Ein hohes KGV signalisiert langanhaltendes und schnelles Wachstum. Das wird ab einer gewissen Größe immer unwahrscheinlicher. Die Vorstellung, dass Apple den Jahresgewinn von knapp 100 Mrd. innerhalb von fünf Jahren auf 200 Mrd. steigert, wie ein so hohes KGV impliziert, ist abwegig.

Früher oder später wird es zu einer Korrektur kommen. Erste Ansätze sehen wir gerade. Einige Unternehmen leiden unter ihrer Größe ganz und gar nicht: Small Caps. Wie der Name schon signalisiert, sind die Unternehmen klein. Wer klein ist, kann auch viel wachsen.
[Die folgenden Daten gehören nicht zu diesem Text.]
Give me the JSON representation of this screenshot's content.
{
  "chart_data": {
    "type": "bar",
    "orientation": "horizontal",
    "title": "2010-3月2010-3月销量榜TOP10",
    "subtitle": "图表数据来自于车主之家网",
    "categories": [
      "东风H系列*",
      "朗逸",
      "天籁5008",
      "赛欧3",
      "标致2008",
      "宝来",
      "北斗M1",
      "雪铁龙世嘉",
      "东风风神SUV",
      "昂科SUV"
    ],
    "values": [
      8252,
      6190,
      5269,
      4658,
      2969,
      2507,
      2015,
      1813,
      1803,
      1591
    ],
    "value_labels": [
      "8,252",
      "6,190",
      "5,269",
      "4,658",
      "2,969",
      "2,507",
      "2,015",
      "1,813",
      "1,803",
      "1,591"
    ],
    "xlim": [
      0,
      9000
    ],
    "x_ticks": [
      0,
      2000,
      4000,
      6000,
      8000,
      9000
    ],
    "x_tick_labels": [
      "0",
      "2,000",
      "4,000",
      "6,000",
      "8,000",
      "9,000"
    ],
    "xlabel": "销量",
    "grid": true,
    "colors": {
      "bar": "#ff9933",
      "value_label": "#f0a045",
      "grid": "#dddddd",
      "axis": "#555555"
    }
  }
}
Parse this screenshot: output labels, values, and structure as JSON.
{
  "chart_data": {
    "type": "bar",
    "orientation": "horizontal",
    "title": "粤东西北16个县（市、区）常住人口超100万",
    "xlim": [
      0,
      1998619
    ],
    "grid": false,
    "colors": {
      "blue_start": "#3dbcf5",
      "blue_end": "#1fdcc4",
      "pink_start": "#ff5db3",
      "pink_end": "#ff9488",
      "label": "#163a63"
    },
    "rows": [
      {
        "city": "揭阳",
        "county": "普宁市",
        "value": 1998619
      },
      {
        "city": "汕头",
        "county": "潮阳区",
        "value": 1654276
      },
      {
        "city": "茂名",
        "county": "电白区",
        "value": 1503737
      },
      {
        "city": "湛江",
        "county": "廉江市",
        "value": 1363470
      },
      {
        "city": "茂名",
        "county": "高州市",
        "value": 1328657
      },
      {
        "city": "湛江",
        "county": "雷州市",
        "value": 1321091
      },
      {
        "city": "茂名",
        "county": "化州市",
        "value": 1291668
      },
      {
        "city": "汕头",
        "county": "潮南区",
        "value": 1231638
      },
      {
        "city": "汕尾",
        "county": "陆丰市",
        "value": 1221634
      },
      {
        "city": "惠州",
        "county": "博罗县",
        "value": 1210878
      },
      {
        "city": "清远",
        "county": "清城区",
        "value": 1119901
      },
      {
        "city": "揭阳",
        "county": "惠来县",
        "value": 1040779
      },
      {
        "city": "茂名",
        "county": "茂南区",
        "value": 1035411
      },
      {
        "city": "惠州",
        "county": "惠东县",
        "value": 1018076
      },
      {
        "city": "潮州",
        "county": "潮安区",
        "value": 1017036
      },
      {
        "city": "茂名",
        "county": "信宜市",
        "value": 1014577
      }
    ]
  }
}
Über lange Perioden ist das Gewinnwachstum von Small Caps (S&P 600) tatsächlich höher als das von Large Caps (S&P 500) und Mid Caps (S&P 400). Aktuell ist die Differenz so ausgeprägt wie selten zuvor (Grafik 1). Bereits jetzt stehen die Gewinne 100 % über dem Vorkrisenniveau. Bis Ende des laufenden Jahres soll das Plus gegenüber Ende 2019 sogar 200 % betragen.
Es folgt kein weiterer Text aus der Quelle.